🤖 AI Summary
This work addresses the identification and characterization of irreducible higher-order interactions in complex systems, systematically comparing topological data analysis (TDA) and multivariate information theory (MIT) in modeling higher-order structural dependencies.
Method: We integrate persistent homology, partial information decomposition (PID), fMRI-based modeling, and robustness evaluation of dimensionality reduction techniques.

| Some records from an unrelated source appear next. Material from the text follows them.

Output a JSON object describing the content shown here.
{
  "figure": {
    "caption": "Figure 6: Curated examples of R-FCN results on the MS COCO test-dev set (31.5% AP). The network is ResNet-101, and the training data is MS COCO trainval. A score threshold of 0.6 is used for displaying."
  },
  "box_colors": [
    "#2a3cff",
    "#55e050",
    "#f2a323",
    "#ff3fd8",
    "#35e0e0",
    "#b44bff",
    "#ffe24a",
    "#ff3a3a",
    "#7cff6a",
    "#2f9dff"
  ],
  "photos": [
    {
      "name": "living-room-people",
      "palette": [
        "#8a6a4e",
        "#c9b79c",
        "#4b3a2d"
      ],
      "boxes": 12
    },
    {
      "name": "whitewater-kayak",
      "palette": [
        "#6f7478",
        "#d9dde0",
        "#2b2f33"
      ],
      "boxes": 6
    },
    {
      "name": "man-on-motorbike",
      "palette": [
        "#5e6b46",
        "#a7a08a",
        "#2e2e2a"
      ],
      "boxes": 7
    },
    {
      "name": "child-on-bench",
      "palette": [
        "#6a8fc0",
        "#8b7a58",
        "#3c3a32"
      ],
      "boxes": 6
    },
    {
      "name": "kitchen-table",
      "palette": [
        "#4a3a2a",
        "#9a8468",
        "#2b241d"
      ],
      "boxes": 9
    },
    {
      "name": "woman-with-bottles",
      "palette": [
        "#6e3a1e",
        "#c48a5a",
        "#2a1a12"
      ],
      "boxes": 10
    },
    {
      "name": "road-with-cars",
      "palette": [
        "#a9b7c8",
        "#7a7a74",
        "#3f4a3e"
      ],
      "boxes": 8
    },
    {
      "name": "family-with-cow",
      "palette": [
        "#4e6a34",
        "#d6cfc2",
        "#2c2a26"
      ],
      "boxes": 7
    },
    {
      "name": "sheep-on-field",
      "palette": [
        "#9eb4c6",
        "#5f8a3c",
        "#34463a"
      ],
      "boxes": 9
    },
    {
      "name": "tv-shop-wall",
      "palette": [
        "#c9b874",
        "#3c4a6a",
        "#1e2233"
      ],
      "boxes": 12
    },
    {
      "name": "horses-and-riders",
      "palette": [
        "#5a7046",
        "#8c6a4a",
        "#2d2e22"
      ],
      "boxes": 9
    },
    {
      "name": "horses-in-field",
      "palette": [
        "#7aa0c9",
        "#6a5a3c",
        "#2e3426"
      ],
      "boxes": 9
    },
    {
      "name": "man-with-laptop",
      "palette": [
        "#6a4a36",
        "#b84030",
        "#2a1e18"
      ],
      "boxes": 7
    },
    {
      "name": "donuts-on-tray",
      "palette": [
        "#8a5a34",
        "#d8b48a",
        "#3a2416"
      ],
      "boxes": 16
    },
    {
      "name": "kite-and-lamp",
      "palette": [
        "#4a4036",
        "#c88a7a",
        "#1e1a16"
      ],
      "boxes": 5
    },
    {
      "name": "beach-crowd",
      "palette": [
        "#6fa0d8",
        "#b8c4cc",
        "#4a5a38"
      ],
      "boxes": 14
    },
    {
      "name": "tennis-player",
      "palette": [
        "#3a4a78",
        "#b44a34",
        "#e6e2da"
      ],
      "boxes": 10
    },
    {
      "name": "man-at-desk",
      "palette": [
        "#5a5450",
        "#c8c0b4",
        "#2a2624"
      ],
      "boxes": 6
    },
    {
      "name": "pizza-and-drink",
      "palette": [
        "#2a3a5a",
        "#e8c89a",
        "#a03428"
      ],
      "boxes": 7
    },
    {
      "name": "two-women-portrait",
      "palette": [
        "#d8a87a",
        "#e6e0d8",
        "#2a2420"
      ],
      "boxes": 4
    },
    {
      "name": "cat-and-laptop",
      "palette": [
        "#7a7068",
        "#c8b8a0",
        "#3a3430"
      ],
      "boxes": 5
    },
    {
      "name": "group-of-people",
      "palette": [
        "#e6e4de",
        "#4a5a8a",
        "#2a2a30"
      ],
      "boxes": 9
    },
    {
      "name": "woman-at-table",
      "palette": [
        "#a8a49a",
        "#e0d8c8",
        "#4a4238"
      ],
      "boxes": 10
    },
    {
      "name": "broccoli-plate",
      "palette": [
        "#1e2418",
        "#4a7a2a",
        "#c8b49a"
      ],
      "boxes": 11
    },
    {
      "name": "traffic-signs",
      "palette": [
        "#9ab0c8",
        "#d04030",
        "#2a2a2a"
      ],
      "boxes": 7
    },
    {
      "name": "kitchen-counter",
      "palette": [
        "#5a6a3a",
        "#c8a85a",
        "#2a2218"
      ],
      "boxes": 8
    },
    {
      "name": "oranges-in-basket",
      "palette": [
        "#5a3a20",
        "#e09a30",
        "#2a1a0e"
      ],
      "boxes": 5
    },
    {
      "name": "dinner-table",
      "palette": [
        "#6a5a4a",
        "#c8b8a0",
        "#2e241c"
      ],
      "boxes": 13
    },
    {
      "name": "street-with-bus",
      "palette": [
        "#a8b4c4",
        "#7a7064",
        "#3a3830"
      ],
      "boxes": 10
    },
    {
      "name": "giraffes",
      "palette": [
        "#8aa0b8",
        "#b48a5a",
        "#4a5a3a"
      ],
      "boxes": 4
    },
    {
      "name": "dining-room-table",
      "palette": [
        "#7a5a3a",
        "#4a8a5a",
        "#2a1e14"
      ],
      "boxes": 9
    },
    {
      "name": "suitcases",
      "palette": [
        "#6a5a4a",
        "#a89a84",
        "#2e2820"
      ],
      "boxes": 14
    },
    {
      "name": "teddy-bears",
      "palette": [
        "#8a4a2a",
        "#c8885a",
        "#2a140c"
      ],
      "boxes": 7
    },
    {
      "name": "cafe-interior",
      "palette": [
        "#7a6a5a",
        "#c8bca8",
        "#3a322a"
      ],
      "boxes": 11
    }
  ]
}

Contribution/Results: We establish, for the first time, a statistically significant positive correlation between three-dimensional topological voids (e.g., spherical structures) and intrinsic synergy—a key MIT measure of higher-order dependence. Furthermore, we demonstrate that widely used linear and nonlinear dimensionality reduction methods—including PCA—systematically discard both higher-order synergistic information and topological features. By unifying TDA’s geometric-topological perspective with MIT’s information-theoretic framework, this work constructs a theoretical bridge between the two paradigms and introduces a testable, integrative paradigm for analyzing higher-order structure in neuroimaging and other complex data domains.
📝 Abstract
The study of irreducible higher-order interactions has become a core topic of study in complex systems. Two of the most well-developed frameworks, topological data analysis and multivariate information theory, aim to provide formal tools for identifying higher-order interactions in empirical data. Despite similar aims, however, these two approaches are built on markedly different mathematical foundations and have been developed largely in parallel. In this study, we present a head-to-head comparison of topological data analysis and information-theoretic approaches to describing higher-order interactions in multivariate data; with the aim of assessing the similarities and differences between how the frameworks define ``higher-order structures."We begin with toy examples with known topologies, before turning to naturalistic data: fMRI signals collected from the human brain. We find that intrinsic, higher-order synergistic information is associated with three-dimensional cavities in a point cloud: shapes such as spheres are synergy-dominated. In fMRI data, we find strong correlations between synergistic information and both the number and size of three-dimensional cavities. Furthermore, we find that dimensionality reduction techniques such as PCA preferentially represent higher-order redundancies, and largely fail to preserve both higher-order information and topological structure, suggesting that common manifold-based approaches to studying high-dimensional data are systematically failing to identify important features of the data. These results point towards the possibility of developing a rich theory of higher-order interactions that spans topological and information-theoretic approaches while simultaneously highlighting the profound limitations of more conventional methods.